Hmm, weird. Here's what I'm using:
  • Windows 7 64-bit (en-us locale)
  • Visual Studio 2013 Ultimate
  • Excel 2013 (although I observed the same behavior in Open Office suite)
What does your test environment look like?

Also, have you tried writing a blank workbook (i.e. not reading from an existing XLSX and saving back to it, but creating a brand new XSSF workbook from scratch)?

Thanks for your time,


tonyqus wrote May 20, 2014 at 4:52 AM

Please contact me via skype: tonyqus. We need to align the dev environment first.

antondd wrote May 20, 2014 at 9:04 PM

I can confirm that this is the same issue as I have reported in [#12685]. The corrupted test files I created there become also readable after unzipping them and zipping them back as described by Luke.
I did the unzip/zip in this case under Linux and then can read the file in LibreOffice like a normal xlsx file.
The corrupted file was created in a program build under a Win7-64 virtual machine using Sharpdevelop set for a target of .Net 3.5 and a 32bit CPU.

If I add the "fix" in ZipPackage.cs as mentioned by Luke the generated xlsx file works just fine.

tonyqus wrote May 21, 2014 at 12:02 AM

Hi antondd,

Your issue looks to be a different issue because I can unzip with windows explorer or 7zip. It should be a different issue I think. I'll work with lukeautry first to figure out if it is a issue.

wrote Jun 23, 2014 at 8:33 AM

nvanesch wrote Nov 4, 2014 at 7:17 AM

Not sure if it helps, or if it is the same issue

We forgot to add a reference to ICSharpCode.SharpZipLib in our project and once added it didn't produce the same issue. Originally any alteration to the document (docx) caused it to be saved corrupt.

wrote Dec 4, 2014 at 4:56 PM

antondd wrote Dec 22, 2014 at 5:04 PM

Thanks for the comment nvanesch, adding the ICSharpCode.SharpZipLib library has indeed solved my problem with corrupted xlsx files.
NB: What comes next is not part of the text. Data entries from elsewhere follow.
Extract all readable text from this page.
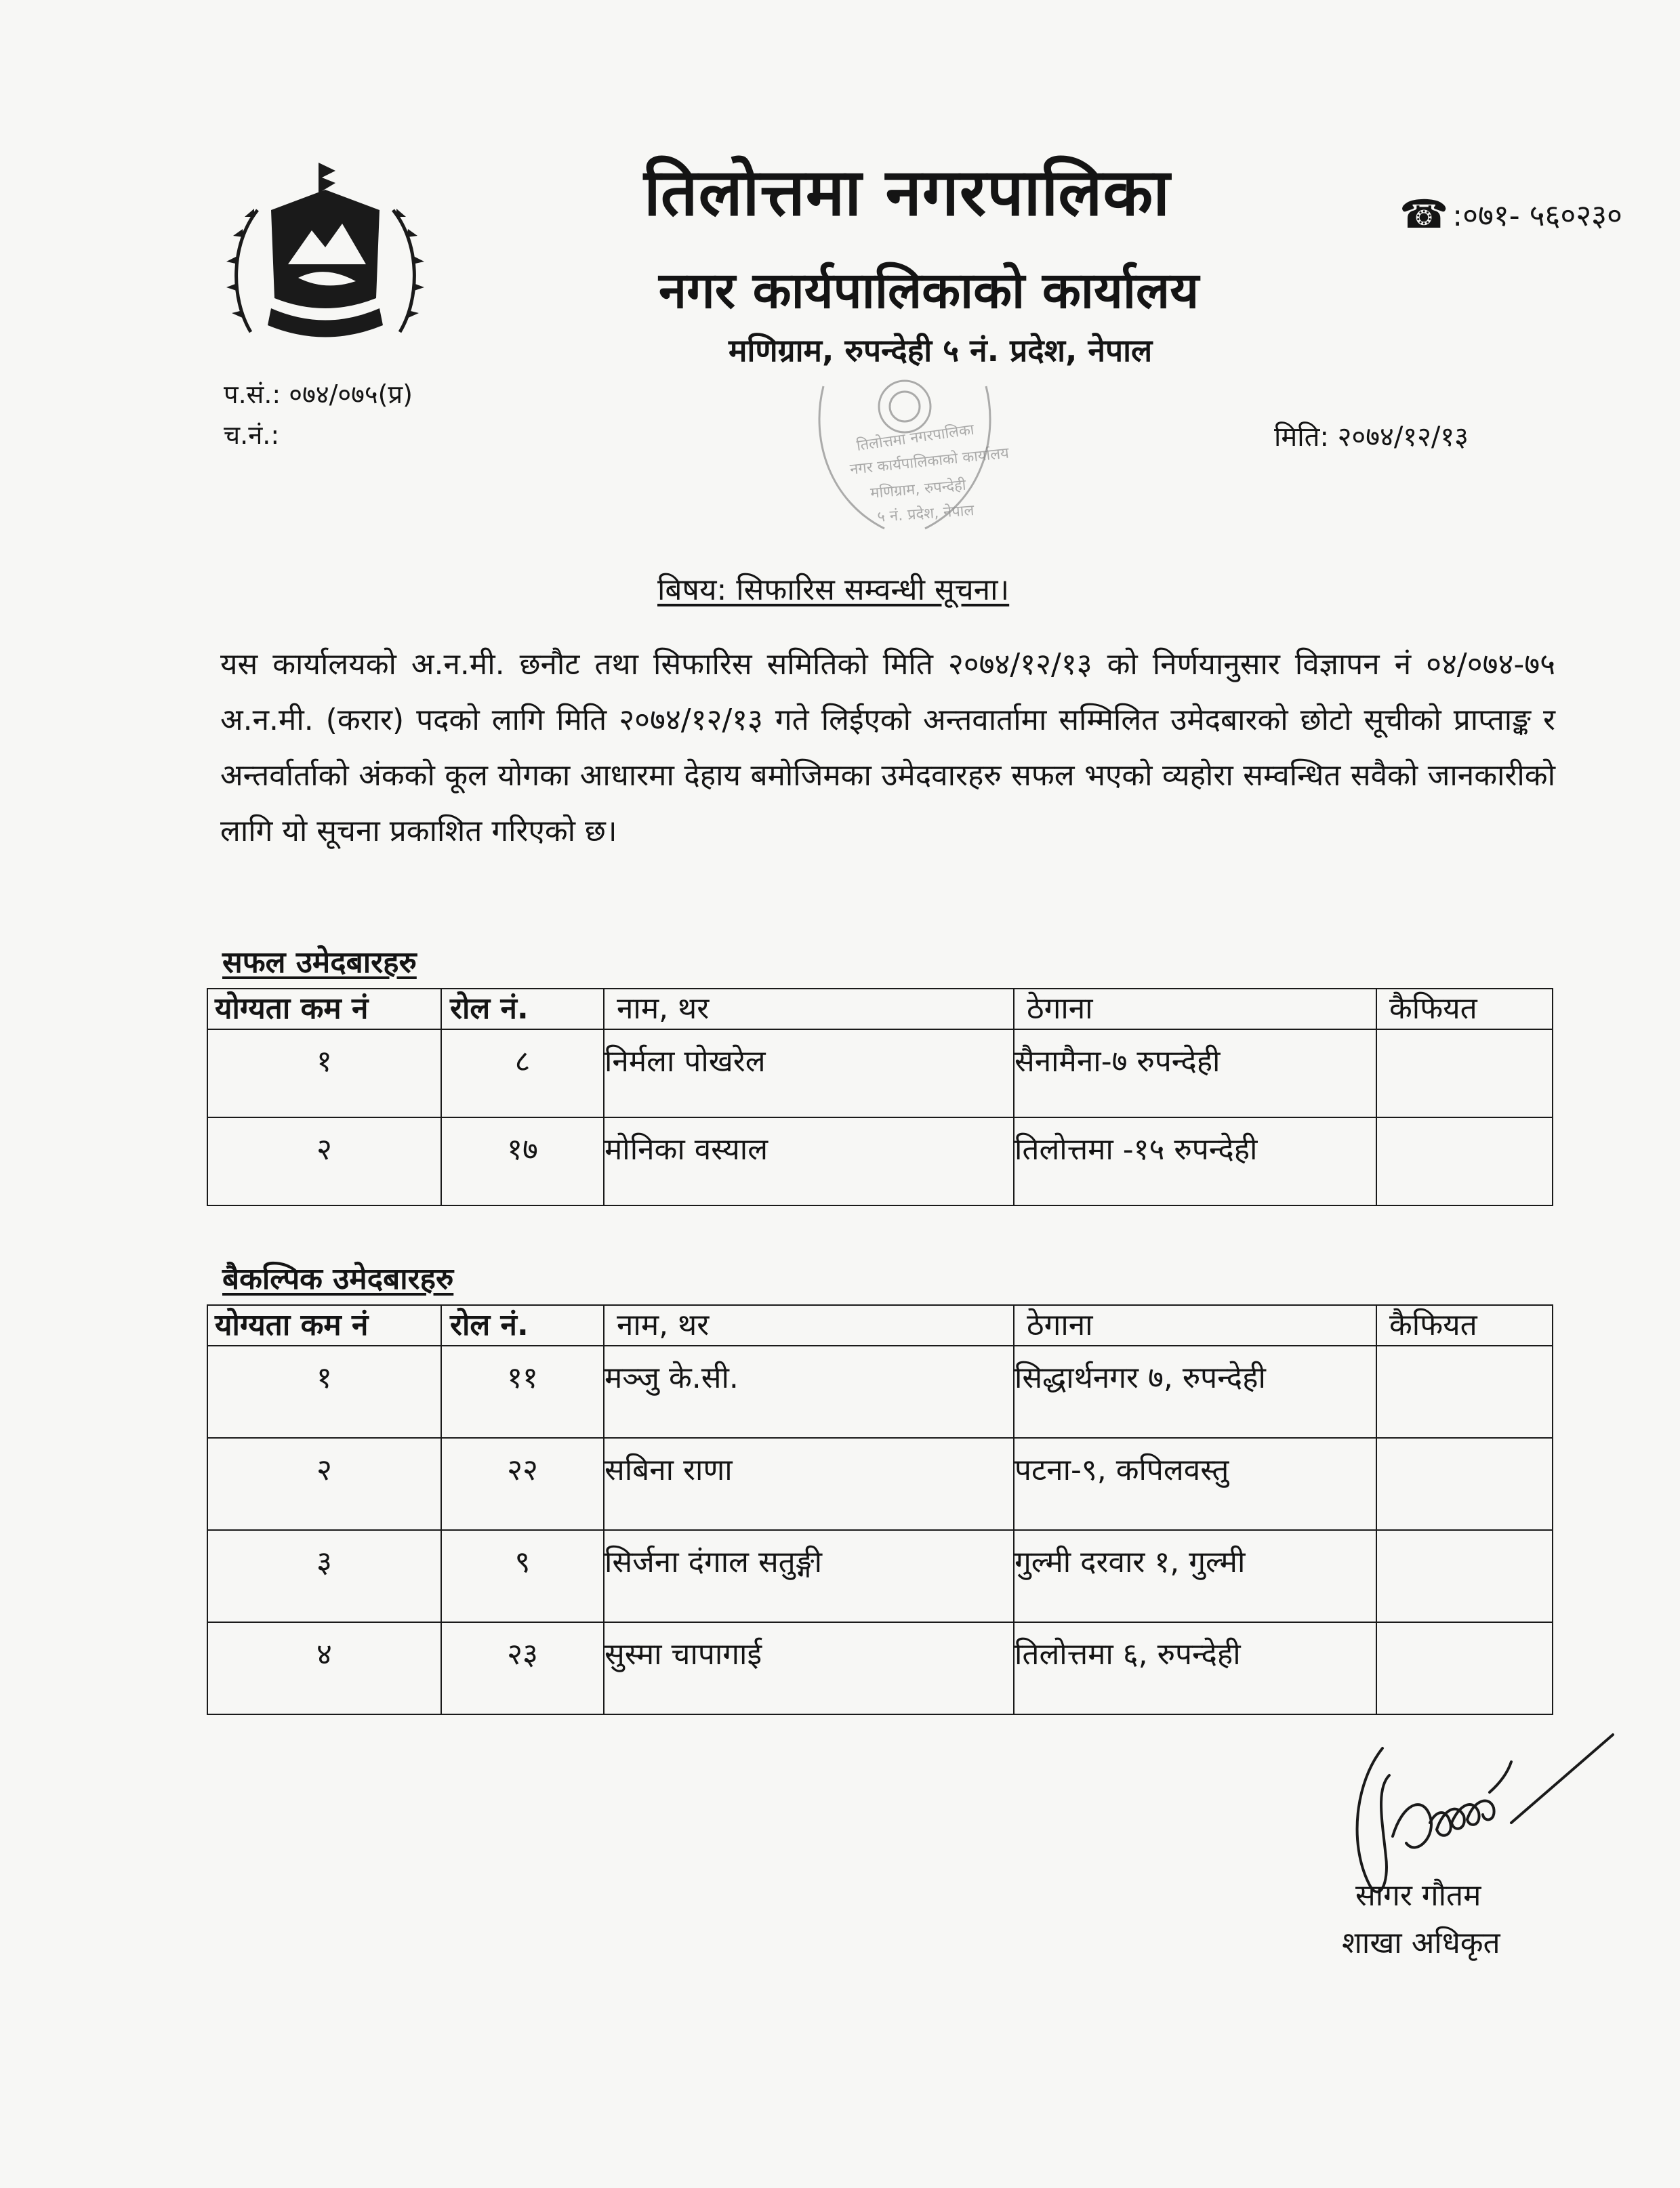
तिलोत्तमा नगरपालिका
नगर कार्यपालिकाको कार्यालय
मणिग्राम, रुपन्देही ५ नं. प्रदेश, नेपाल
☎ :०७१- ५६०२३०
प.सं.: ०७४/०७५(प्र)
च.नं.:	मिति: २०७४/१२/१३
तिलोत्तमा नगरपालिका
नगर कार्यपालिकाको कार्यालय
मणिग्राम, रुपन्देही
५ नं. प्रदेश, नेपाल
बिषय: सिफारिस सम्वन्धी सूचना।
यस कार्यालयको अ.न.मी. छनौट तथा सिफारिस समितिको मिति २०७४/१२/१३ को निर्णयानुसार विज्ञापन नं ०४/०७४-७५ अ.न.मी. (करार) पदको लागि मिति २०७४/१२/१३ गते लिईएको अन्तवार्तामा सम्मिलित उमेदबारको छोटो सूचीको प्राप्ताङ्क र अन्तर्वार्ताको अंकको कूल योगका आधारमा देहाय बमोजिमका उमेदवारहरु सफल भएको व्यहोरा सम्वन्धित सवैको जानकारीको लागि यो सूचना प्रकाशित गरिएको छ।
सफल उमेदबारहरु
योग्यता कम नं	रोल नं.	नाम, थर	ठेगाना	कैफियत
१	८	निर्मला पोखरेल	सैनामैना-७ रुपन्देही	
२	१७	मोनिका वस्याल	तिलोत्तमा -१५ रुपन्देही	
बैकल्पिक उमेदबारहरु
योग्यता कम नं	रोल नं.	नाम, थर	ठेगाना	कैफियत
१	११	मञ्जु के.सी.	सिद्धार्थनगर ७, रुपन्देही	
२	२२	सबिना राणा	पटना-९, कपिलवस्तु	
३	९	सिर्जना दंगाल सतुङ्गी	गुल्मी दरवार १, गुल्मी	
४	२३	सुस्मा चापागाई	तिलोत्तमा ६, रुपन्देही	
सागर गौतम
शाखा अधिकृत
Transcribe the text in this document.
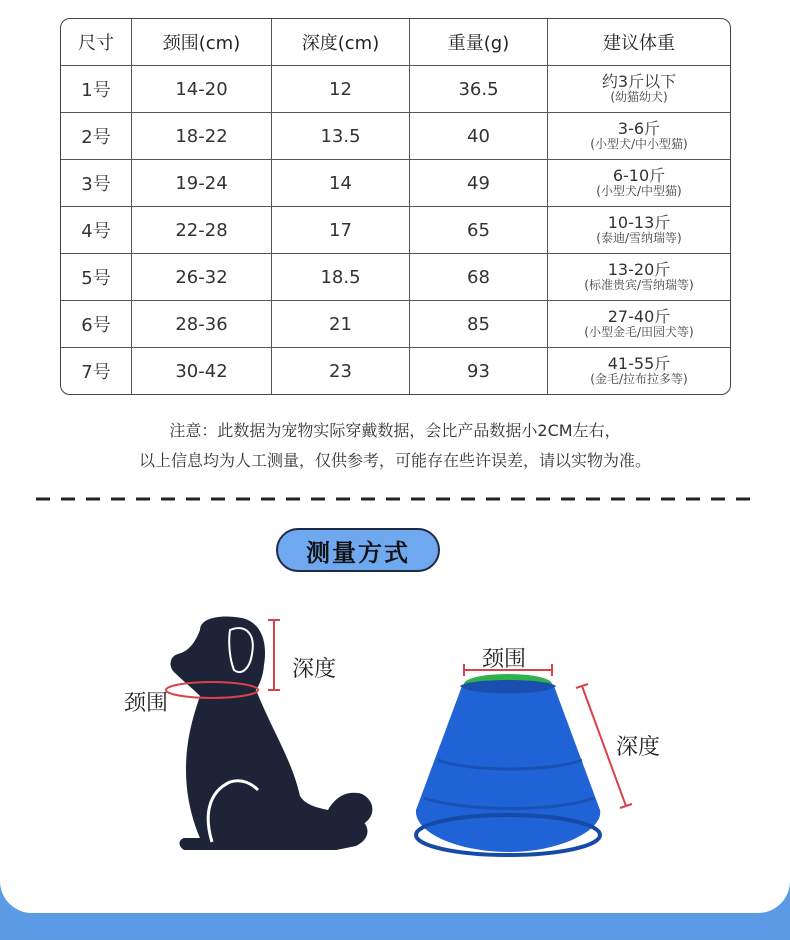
尺寸	颈围(cm)	深度(cm)	重量(g)	建议体重
1号	14-20	12	36.5	约3斤以下
(幼猫幼犬)

2号	18-22	13.5	40	3-6斤
(小型犬/中小型猫)

3号	19-24	14	49	6-10斤
(小型犬/中型猫)

4号	22-28	17	65	10-13斤
(泰迪/雪纳瑞等)

5号	26-32	18.5	68	13-20斤
(标准贵宾/雪纳瑞等)

6号	28-36	21	85	27-40斤
(小型金毛/田园犬等)

7号	30-42	23	93	41-55斤
(金毛/拉布拉多等)
注意：此数据为宠物实际穿戴数据，会比产品数据小2CM左右，
以上信息均为人工测量，仅供参考，可能存在些许误差，请以实物为准。
测量方式
颈围
深度	颈围
深度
suterma wrote Feb 1, 2016 at 7:30 AM

I can confirm this issue, with the following
  • Windows 7
  • Visual Studio 2013
  • NPOI Version via NuGet
  • SharpZipLib in the Project: Version (received via NPOI-Nuget-Package)
When opening, manipulating and storing a valid XLSX, the file becomes corrupt the way already mentioned. When I manually unzip and re-zip the file, MS Excel 2013 is happy.

When explicitly referencing the SharpZipLib, 0.86.0 the issue persists, however. Can someone tell which version of SharpZipLib they installed, when it fixed their problem?

SachaK wrote Nov 10, 2016 at 2:28 PM

If the file stream is created with FileMode.Create instead of FileMode.Open it works fine. It's confusing because it works with both for xls files.